The second reason we need variant-specific boosters is that we were always going to need variant-specific boosters. As soon as Covid showed that it could evolve enough to evade vaccines, it became highly likely that we will be dealing with repeated waves of Covid for many decades to come.

And in fact, we already have a model for a virus like this: The flu. The original H1N1 “Spanish” flu rampaged through our society, and then it stopped rampaging. But now we have this thing called “flu season” every year that kills tens of thousands of Americans. The flu mutates too fast for vaccines to quell it entirely (at least until we develop a universal flu vaccine), but we have this thing called a “flu shot” that lots of us get every year, which protects us against the most common currently circulating versions.

In the same way, we’ll have yearly Covid shots. Every year or two, the vaccine companies will use the amazing technology of mRNA to cook up vaccines specific to the latest variant, the FDA will approve them quickly, and lots of people will get these shots.

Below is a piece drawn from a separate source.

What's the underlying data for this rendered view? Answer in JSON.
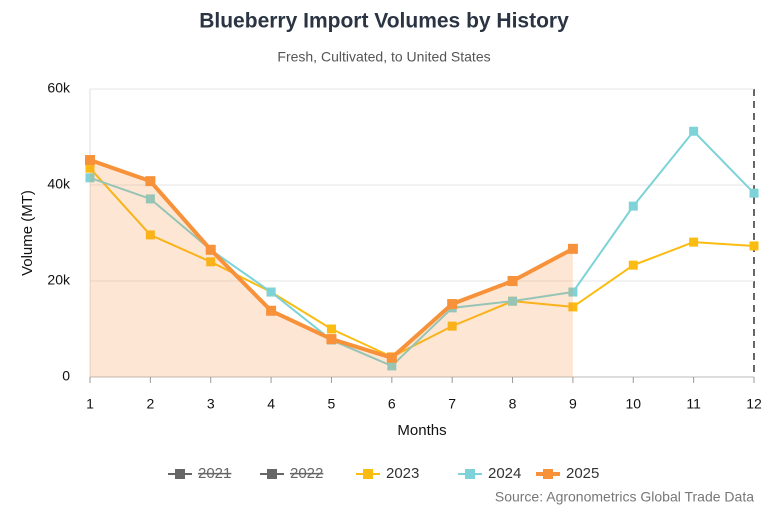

Why not begin this process right now? By making variant-specific booster shots widely available, the U.S. can begin discovering and demonstrating what life will look like in the age of endemic Covid. That will allow nations all over the world to plan for a future of endemic Covid, both in terms of their vaccine manufacturing capabilities and in terms of their public health policies. And that planning will in turn create economic confidence, because businesses and consumers alike will know what the future looks like.

In other words, the faster we get variant-specific boosters, the faster the whole world gets to the post-pandemic future. Even without the imperative to protect Americans in the short term, that is a compelling moral case for ramping up our industrial capacity and creating variant-specific boosters right now.

So let’s start talking more about variant-specific boosters, instead of largely ignoring them as we’ve been doing so far.